Data science isn't a free lunch, and the most powerful neural network is your own head. I'm skeptical, for non value added work that is as volatile as bug tracking, you'll be able to get results that justify the cost. However:

• looking into clustering seems reasonable. This might help you see the data differently, and isn't too hard to set up (t-sne is a good one)
• you could train a time series LSTM or CNN to try to learn. I don't recommend this approach for your use case

the rub

You're stepping into an incredibly deep pond, but it seems like your pebble is right on the edge. You could dive in, but I would recommend really analyzing what you need and trying to implement the simplest solution to meet that goal. Setting thresholds compared to the baseline (2x the average over the last day, for instance) for each graph seems like a great place to start.

Some related things in this deep pond, that I don't think you need to spend copious amounts of time on:

• clustering
• supervised learning
• time series analysis
• CNN
• LSTM
• signal processing
• frequency domain analysis
• sklearn
• pandas
• numpy

I think data science suffers from glist and glam, with people wanting to over engineer solutions to problems that aren't even really problems. The first step of a ML/data science project is bringing those pie in the sky ideas back down to reality.

interesting a practical problem. As suggested by others below, you may be interested in "time series anomaly detection" and "causality". So you already got a response to your 1st answer. However, you'll soon realize that in the literature "anomaly detection" is often an UNsupervised task (meaning that yes, you can spot anomalies, but if you are not really aware of how the underlying system works it's difficult to define if the "weird" condition is strictly an anomaly).

Let me try providing some food for thought:

1. Understanding whether a spike has occurred: I guess you have a practical feeling of acceptable "Level Of Service" for each metric. For instance, your machines could be sized so that you get an average response time of 50ms. A second step would be getting the distribution of the response time for each given hour, i.e. you may want to serve 95% of users in 35ms. That could be an example of simple statistics to build monitoring. Warlax called this "spikiness", but what it's worth stressing is that it should come from your level of service.

2. Comparing the trends between different time-series data to be able to conclude if one is the cause of the other. A general solution to this kind of problem is not straightforward. Once again it may be useful to think about engineering considerations: if you get a ton of pages to serve => CPU load increases (and that's ok). The other way round may be untrue: if CPU load increases in low traffic conditions you may just have a bug. Documenting these simple rules may be an excellent starting point for consultants or for the evaluation of more sophisticated methods.

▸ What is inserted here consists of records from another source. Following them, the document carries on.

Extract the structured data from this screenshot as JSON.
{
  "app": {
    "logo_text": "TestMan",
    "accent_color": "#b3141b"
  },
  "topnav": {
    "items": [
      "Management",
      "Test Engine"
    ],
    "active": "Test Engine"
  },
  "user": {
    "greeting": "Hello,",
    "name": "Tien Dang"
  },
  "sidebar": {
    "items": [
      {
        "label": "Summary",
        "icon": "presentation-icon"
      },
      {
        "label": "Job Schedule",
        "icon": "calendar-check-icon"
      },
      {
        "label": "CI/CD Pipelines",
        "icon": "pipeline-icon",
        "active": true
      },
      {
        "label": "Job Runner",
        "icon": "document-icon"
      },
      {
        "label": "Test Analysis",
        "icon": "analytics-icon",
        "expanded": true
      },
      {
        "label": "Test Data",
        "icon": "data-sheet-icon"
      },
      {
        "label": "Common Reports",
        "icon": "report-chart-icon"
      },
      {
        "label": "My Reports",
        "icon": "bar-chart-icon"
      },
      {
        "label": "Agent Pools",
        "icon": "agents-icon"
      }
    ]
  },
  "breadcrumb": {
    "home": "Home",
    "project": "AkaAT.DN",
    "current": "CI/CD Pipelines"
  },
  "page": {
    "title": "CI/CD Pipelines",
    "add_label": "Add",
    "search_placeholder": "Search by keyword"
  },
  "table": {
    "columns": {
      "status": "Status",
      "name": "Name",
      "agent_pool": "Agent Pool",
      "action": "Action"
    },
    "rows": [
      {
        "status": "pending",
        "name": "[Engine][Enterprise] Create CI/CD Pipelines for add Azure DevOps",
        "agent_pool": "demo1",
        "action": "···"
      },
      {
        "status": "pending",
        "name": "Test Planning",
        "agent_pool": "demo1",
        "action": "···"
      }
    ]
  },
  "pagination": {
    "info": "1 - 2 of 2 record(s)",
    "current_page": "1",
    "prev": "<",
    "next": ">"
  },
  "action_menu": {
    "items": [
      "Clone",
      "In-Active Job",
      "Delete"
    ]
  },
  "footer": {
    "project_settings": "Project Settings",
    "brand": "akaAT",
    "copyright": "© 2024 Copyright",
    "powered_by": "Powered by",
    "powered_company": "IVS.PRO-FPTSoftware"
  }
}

3. Even if the solution can't find the right match but it would still be a win if it can narrow down the areas for users to look into. A good starter is the "Level Of Service" mentioned in (1). Another keyword to search could be "KPI". E.g. think of defining 3 indicators (avg response time in the last hour, avg CPU load, avg failed requests): if they are systematically high you might place a red background to some part of your time histories.

4. Ignoring minor fluctuations to understand the overall trend. Iterating the process above you may learn if your statistics are good enough to filter out "false alarms" and guarantee a good service or if you really need to design and engineer "Data Science" solutions.